The drivers came from three directions. In London, Sydney and New York, regulators have imposed wide-ranging bans on short-sellers, blamed for aggravating the global market meltdown. They sell shares they do not actually own, hoping to cash in on falling prices.

The US government also boosted confidence with a plan to protect investors with a payment guarantee on money market funds. But more crucial were US moves to create a US$500 billion special vehicle - dubbed a lifeboat by one analyst - to soak up the toxic assets that have been poisoning the financial system.

'Almost the entire rally is based on hopes that the US will take decisive action,' Mr Ajay Kapur, the chief global strategist at South Korean bank Mirae Asset, told the New York Times.

The rally in Asia was primed to go before the opening bell, given the 410-point overnight surge on Wall Street triggered by talk of the US plan. Traders were confident stocks would open sharply higher - as they did when news came through that the plan looked like a done deal.

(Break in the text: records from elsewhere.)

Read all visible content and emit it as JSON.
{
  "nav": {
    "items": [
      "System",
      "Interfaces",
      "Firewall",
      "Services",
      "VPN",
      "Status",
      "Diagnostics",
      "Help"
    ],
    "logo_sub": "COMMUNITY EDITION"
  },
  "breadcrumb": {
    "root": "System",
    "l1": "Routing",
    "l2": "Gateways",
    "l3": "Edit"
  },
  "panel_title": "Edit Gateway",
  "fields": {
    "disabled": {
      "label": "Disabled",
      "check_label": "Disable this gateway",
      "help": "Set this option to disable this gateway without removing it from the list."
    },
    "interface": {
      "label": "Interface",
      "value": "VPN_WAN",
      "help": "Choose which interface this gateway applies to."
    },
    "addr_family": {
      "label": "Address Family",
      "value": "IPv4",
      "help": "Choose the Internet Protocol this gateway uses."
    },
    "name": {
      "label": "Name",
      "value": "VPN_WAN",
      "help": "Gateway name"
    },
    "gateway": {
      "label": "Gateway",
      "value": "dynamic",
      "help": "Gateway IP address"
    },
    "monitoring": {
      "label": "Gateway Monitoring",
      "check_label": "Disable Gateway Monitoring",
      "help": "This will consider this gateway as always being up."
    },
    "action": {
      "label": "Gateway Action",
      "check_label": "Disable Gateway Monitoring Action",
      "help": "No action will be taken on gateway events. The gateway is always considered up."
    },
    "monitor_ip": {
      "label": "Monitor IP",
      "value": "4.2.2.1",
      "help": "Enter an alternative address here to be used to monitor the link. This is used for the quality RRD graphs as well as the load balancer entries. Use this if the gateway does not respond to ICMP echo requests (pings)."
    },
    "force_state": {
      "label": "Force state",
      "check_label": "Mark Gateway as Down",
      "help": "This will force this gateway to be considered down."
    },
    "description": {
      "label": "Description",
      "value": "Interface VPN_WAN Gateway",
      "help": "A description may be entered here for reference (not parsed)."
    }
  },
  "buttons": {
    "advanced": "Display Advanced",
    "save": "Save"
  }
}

Under the plan, an entity loosely based on the Resolution Trust used to clean up a mortgage mess in the 1980s will be formed to buy distressed assets from banks. Many traders see this as a more comprehensive way to end the crisis than the ad hoc approach so far. But some local observers are more cautious. 'We are closer to the bottom, but not quite there yet,' Kim Eng Research said yesterday.

A 'significant' number of tax dollars will be used to bail out the struggling US financial system, US President George W. Bush said yesterday, but he expects that they will be paid back.